When following Domain-driven design (DDD), is it correct for a root aggregate to hold a reference to an internal entity that happens to be the root entity on a separate aggregate?
I believe this is not correct, mainly because of this rule on the blue book:
Nothing outside the AGGREGATE boundary can hold a reference to anything inside, except to the root ENTITY. The root ENTITY can hand references to the internal ENTITIES to other objects, but those objects can use them only transiently, and they may not hold on to the reference. The root may hand a copy of a VALUE OBJECT to another object, and it doesn't matter what happens to it, because it's just a VALUE and no longer will have any association with the AGGREGATE.

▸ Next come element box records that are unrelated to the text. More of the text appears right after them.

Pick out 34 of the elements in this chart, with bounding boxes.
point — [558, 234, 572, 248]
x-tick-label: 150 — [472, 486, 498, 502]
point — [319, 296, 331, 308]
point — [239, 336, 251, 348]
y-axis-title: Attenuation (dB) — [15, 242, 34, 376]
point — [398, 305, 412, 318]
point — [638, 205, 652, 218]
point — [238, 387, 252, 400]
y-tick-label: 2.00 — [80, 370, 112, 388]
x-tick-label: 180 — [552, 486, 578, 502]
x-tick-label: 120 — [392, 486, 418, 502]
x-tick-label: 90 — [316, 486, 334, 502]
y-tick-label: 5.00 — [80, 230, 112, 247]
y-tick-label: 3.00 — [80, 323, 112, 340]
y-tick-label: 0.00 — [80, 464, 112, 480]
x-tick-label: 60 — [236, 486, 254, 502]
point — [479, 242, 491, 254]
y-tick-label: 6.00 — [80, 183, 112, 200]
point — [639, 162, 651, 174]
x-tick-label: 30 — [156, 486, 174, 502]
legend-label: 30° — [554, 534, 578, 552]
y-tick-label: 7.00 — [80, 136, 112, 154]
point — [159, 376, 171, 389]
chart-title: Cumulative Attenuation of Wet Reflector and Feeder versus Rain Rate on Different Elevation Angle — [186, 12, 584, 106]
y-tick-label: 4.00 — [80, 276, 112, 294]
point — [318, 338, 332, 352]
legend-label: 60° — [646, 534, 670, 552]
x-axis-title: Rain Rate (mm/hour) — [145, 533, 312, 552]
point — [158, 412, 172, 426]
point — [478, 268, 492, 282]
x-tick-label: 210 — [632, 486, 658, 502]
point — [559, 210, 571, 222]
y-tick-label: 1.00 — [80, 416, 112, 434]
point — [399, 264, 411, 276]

If a root aggregate holds a reference to another root aggregate the boundary of the former is violated and the whole concept of an aggregate is corrupted, so I believe if a root aggregate looks like needing to hold a reference to another root aggregate, then I need to create a different entity, that will probably share some of the same members as the other root entity, but will not have a global identity, as this other rule in the book states:
Root ENTITIES have global identity. ENTITIES inside the boundary have local identity, unique only within the AGGREGATE.
I believe this would be the correct way to go, but since it feels repetitive and redundant (when taken off the context of DDD, with pure OOP) I am asking for some feedback.